Torn flag causes anger on anniversary of Eureka

TORN FLAG: Ballarat Regional Trades and Labor Council secretary Brett Edgington at the Bakery Hill roundabout with a damaged Eureka Flag before it was replaced later on Monday (inset). Picture: Luka Kauzlaric
TORN FLAG: Ballarat Regional Trades and Labor Council secretary Brett Edgington at the Bakery Hill roundabout with a damaged Eureka Flag before it was replaced later on Monday (inset). Picture: Luka Kauzlaric

Brett Edgington is angry. 

He stands looking up at the Eureka flag raised on the flag pole at Bakery Hill in despair on the morning of the 164th anniversary of Eureka.

He says the flag is torn and looks like a ‘blue piece of material the size of a handkerchief’. 

“For people who are coming into Ballarat down Victoria Street to commemorate Eureka this morning, it is a pretty sad sight,” the Ballarat Regional Trades and Labour Council secretary told The Courier before the flag had been replaced. 

“For a city that capitalises on the Eureka story for tourism and uses the Eureka logo all over material and uses it for commercial gain, this flag shows utter disrespect for Eureka.”

The Courier  was at the Bakery Hill flag site at 11.30am to take this photo. 

A City of Ballarat spokesperson later confirmed the flag had been replaced during the day, explaining it was dislodged following high winds at the weekend. 

More than 400 people attended City of Ballarat’s Eureka Centre Community Day on Sunday to celebrate the re-opening of the updated Eureka Centre permanent exhibition.

The Eureka Day Commemoration Service held at the Eureka Circle on Monday attracted more than 50 community members who remembered those who died in the Eureka Stockade.

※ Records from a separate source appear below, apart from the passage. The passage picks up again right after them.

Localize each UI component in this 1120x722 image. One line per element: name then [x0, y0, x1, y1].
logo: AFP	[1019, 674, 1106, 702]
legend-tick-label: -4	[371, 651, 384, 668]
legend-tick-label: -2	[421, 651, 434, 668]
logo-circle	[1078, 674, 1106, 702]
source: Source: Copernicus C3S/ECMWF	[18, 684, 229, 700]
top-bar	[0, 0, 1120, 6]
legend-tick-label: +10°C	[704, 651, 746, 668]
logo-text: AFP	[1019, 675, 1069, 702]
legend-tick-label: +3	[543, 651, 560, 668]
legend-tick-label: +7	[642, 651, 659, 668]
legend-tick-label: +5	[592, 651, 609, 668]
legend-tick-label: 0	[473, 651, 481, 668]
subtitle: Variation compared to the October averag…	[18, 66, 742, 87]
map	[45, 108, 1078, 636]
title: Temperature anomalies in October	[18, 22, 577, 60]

The torn flag at Bakery Hill on Monday morning. Picture: Luka Kauzlaric

The torn flag at Bakery Hill on Monday morning. Picture: Luka Kauzlaric

City of Ballarat mayor Samantha McIntosh said the events that happened 164 years ago have not only shaped Ballarat but also Australia and other parts of the world.  

“The influx of young, ambitious, enterprising people from nations across the world brought an influx of new ideas and experiences to Ballarat… Their protests on the goldfields were cries from the heart for new democratic rights in a new world built on endeavor,” she said. 

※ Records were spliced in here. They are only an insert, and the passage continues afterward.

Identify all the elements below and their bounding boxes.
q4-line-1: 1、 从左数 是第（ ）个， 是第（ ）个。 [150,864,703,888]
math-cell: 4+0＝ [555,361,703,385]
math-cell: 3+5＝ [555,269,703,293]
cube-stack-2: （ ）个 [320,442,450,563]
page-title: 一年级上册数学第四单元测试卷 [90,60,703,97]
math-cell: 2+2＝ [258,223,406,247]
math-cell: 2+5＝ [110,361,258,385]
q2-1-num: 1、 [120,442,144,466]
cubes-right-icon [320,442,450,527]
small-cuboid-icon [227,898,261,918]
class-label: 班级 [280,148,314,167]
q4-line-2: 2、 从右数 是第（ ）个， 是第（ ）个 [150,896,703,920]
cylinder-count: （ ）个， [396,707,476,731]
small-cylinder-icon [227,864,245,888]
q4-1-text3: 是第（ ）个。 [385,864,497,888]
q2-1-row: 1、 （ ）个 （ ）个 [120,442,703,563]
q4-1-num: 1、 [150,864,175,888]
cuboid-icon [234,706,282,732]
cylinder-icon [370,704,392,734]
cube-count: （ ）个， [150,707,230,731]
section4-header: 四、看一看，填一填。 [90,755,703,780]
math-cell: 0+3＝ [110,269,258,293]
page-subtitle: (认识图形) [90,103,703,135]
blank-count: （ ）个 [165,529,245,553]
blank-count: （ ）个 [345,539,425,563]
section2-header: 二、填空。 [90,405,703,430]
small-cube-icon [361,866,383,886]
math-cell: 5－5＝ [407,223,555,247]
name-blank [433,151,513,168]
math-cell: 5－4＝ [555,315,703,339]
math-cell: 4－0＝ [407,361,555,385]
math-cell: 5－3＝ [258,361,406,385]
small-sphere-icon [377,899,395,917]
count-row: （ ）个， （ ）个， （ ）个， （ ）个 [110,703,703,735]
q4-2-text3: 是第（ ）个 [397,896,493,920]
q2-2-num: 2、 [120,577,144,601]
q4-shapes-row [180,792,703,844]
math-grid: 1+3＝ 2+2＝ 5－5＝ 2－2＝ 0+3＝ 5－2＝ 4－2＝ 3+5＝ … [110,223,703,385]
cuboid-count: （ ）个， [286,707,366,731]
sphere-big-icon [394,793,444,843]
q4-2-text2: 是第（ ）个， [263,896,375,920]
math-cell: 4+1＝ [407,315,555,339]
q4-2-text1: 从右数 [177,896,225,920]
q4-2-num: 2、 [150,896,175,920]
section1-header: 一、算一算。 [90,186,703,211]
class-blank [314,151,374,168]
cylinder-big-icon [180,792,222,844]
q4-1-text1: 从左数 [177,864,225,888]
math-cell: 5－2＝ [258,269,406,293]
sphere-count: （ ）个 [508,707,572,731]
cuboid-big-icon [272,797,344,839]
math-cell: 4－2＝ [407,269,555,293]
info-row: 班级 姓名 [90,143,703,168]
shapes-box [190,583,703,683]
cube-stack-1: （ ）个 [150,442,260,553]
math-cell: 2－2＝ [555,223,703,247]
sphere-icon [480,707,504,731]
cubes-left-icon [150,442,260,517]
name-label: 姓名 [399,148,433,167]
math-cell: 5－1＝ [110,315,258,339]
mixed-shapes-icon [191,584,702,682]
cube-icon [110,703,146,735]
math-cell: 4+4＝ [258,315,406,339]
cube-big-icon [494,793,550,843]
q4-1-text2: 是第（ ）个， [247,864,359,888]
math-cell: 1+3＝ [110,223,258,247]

“Since that time, the Eureka Stockade has been increasingly integrated into Ballarat’s story of achievements.”

City of Ballarat has begun community engagement on the future of the Eureka Centre, with plans to develop an Interpretation Plan which will set new objectives for telling the Eureka story. 

Community members can participate in an online survey to share what they love about the story and what is imagined for the future of the centre until March 31.